Page 4 - suara yang dibungkam
P. 4
Titus: (mulai terlihat marah, tapi tetap menundukkan kepala, menghela napas panjang)
"Kalian nggak tau apa-apa tentang aku."
Siska: (terus memprovokasi)
"Oh, kami tahu kok. Kau dari mana, kulitmu kayak apa. Itu udah cukup buat kami." (tertawa
lagi)
Albi: (melirik ke kanan kiri, merasa tidak nyaman dengan situasi ini)
"Revan, Siska... udahlah, kita makan aja. Aku lapar."
Revan: (dengan nada meremehkan)
"Ah, Albi! Kau ini kenapa sih? Ini cuma bercanda. Kalau mereka nggak kuat, berarti mereka
lemah."
Amira: (berbisik lagi kepada Titus)
"Titus, sudah, kita pergi saja. Nggak ada gunanya berdebat sama mereka."
Titus: (perlahan berdiri, tatapannya penuh kekecewaan, tapi dia tahu tak ada gunanya melawan)
"Amira, aku capek terus-terusan harus lari. Mereka nggak akan berhenti."
Saat Titus hendak pergi, Pak Tedy tiba-tiba muncul di dekat mereka, memperhatikan percakapan
dari kejauhan. Suaranya tenang, tapi tegas.
Pak Tedy:
"Titus, Amira, duduklah kembali. Kita akan selesaikan ini sekarang."
Revan, Siska, dan Albi terlihat kaget dengan kedatangan Pak Tedy, tetapi Revan berusaha tetap
terlihat santai.
Revan: (tersenyum licik, mencoba menutupi rasa terkejut)
"Wah, Pak Tedy! Kami cuma bercanda kok.
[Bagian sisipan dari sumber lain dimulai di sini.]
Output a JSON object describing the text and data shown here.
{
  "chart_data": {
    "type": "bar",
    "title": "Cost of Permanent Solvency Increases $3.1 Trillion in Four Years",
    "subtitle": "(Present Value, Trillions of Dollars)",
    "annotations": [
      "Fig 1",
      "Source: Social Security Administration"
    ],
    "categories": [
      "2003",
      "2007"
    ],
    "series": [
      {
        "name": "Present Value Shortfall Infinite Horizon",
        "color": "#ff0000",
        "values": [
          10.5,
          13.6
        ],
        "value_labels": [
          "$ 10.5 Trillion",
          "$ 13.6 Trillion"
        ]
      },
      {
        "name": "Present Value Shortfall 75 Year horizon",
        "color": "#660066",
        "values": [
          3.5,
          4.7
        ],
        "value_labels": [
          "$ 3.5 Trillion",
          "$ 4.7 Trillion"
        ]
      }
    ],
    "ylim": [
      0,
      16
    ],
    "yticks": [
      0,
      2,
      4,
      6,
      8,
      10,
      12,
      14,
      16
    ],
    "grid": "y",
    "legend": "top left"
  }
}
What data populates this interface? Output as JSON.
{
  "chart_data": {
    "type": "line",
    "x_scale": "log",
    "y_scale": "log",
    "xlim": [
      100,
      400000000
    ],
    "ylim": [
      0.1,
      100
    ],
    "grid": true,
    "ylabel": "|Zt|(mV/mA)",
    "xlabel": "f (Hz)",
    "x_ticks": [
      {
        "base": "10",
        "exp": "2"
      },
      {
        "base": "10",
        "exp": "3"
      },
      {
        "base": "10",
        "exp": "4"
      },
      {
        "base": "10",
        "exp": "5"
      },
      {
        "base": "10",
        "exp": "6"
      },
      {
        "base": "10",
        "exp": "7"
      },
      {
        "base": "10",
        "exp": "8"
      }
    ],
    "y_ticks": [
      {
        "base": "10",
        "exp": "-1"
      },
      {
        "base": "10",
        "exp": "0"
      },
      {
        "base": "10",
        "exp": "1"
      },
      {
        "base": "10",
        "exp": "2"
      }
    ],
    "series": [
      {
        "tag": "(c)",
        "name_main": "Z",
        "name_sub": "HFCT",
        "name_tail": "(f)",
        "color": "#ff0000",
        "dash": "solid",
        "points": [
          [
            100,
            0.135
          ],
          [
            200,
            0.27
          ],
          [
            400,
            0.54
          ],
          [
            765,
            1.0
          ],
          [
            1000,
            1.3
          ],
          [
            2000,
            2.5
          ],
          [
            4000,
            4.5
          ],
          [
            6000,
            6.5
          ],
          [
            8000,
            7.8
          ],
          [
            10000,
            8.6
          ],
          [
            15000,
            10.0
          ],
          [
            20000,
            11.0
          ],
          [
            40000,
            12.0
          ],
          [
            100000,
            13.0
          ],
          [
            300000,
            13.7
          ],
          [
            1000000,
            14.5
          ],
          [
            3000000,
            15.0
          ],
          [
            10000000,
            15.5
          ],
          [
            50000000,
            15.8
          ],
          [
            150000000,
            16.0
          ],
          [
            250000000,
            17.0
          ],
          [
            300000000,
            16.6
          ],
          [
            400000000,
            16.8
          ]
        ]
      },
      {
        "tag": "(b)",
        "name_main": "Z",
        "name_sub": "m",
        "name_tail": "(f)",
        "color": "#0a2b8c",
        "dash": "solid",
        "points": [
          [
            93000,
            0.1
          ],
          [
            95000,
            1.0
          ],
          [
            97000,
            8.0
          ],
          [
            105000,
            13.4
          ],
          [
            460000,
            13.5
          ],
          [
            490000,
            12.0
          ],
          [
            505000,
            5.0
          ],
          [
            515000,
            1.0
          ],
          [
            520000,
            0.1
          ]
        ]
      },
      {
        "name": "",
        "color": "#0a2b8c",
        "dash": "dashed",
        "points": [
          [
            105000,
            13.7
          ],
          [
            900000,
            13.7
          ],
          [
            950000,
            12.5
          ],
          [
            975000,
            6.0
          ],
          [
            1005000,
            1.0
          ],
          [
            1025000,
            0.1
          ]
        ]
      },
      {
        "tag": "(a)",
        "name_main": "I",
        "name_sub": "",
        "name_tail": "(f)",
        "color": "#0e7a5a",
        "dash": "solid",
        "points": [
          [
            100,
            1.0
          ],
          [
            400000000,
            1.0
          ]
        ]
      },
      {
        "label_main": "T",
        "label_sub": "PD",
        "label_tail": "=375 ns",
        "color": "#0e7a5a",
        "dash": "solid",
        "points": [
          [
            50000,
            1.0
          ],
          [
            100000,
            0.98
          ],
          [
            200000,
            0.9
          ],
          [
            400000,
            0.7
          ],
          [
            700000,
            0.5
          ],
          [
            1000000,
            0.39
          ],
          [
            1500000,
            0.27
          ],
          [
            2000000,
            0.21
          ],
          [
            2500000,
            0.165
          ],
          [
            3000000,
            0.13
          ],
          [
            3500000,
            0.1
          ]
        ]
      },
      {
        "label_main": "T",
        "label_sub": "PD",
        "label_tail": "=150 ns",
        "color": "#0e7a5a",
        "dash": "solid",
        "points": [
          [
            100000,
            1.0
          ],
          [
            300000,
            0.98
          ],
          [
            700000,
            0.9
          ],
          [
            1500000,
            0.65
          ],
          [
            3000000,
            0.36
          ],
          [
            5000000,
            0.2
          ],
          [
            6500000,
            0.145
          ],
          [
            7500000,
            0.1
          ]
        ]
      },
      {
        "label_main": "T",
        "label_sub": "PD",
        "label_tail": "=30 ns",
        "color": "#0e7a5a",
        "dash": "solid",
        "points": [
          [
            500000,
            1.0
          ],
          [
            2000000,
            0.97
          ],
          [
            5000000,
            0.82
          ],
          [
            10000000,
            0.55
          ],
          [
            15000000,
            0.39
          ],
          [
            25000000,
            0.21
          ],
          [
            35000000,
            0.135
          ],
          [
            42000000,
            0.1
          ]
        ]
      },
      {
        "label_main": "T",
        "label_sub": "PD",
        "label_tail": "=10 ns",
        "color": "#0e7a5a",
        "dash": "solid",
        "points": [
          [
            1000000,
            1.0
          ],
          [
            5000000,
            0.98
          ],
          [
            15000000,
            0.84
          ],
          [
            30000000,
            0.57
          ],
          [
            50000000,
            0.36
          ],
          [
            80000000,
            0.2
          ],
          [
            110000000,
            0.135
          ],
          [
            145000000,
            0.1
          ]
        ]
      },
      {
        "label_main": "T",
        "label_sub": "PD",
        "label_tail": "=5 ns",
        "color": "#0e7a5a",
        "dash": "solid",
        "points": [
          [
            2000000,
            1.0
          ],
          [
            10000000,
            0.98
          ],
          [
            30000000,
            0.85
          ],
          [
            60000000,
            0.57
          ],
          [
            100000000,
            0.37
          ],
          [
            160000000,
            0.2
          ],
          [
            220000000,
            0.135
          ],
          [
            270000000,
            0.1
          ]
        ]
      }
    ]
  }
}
Nggak ada yang serius, kan, teman-teman?"
Pak Tedy: (menatap tajam ke arah Revan, lalu melihat ke arah Siska)
"Kadang, candaan bisa lebih menyakitkan daripada yang kalian sadari. Dan kadang, orang yang
paling lemah adalah yang merasa harus selalu terlihat kuat dengan merendahkan orang lain."
Siska: (mendesis pelan, berusaha tersenyum)
"Pak, kami nggak maksud apa-apa kok. Cuma bercanda."
Pak Tedy: (menatap ke arah Siska dengan tegas)
"Candaan yang menjatuhkan orang lain, terutama berdasarkan sesuatu yang tak bisa mereka ubah
seperti warna kulit, itu bukan candaan, Siska. Itu perundungan."
Suasana kantin hening. Semua siswa memperhatikan percakapan ini. Revan terlihat kesal,
namun tidak berani melawan langsung Pak Tedy.